Arc Antibody

About the Target

Arc (Activity-regulated cytoskeleton-associated protein), also known as Arg3. 1, is an immediate early gene product essential for synaptic plasticity, learning, and memory. Structurally, Arc adopts a unique bi-lobar configuration homologous to the capsid domain of HIV Gag protein, reflecting its evolutionary origin from the Ty3/Gypsy retrotransposon family. Depending on the literature source, ARC may also be discussed as Activity-regulated cytoskeleton-associated protein and hArc.

Reported cellular context includes cellmembrane, cytoplasm, cytoplasmicvesicle, and cytoskeleton, which can matter when signal is compared across treatments or changing cell states. Following ARC across matched perturbations can help separate abundance effects from shifts in localization, complex assembly, or pathway state.

Research Context

ARC is commonly interpreted in the context of neuroscience and cell signaling research, and readouts are often stronger when a study separates expression changes from compartment-level redistribution. When reported signal spans cellmembrane, cytoplasm, and cytoplasmicvesicle, a defined reference condition can make comparisons more interpretable across perturbations, passages, or replicate sets.

Consider these angles when interpreting target-level changes:

• apparent redistribution between cellmembrane, cytoplasm, and cytoplasmicvesicle across matched conditions
• compartment-specific patterns relevant to neuronal polarity, transport, or synaptic context
• signal-dependent shifts after ligand, inhibitor, or growth-factor perturbation
• co-patterning with orthogonal markers and control conditions that clarify pathway state

Variant Considerations

If your project spans exploratory questions, the regular version offers a balanced option for establishing baseline signal behavior for ARC. This can help when protocols evolve over time and the goal is to compare experiments using a stable reference workflow.
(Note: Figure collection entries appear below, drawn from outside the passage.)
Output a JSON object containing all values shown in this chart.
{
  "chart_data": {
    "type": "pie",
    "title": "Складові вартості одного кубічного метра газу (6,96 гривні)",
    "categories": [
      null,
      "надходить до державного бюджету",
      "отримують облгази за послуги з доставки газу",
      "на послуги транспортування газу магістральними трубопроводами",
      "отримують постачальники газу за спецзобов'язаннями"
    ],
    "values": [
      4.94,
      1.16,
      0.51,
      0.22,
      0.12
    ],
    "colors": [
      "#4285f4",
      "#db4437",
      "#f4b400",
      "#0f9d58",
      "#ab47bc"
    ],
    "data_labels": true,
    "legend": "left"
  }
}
Standardize sampling time, control choice, and downstream analysis thresholds so apparent differences in ARC reflect biology rather than handling. When interpreting ARC, it is often useful to decide early whether the main question is overall abundance, compartmental enrichment, or context-dependent redistribution.

For multi-run studies, a shared reference condition can keep ARC trends easier to compare across datasets. That kind of consistency is especially helpful when follow-up work expands to new perturbations, model systems, or longitudinal collections.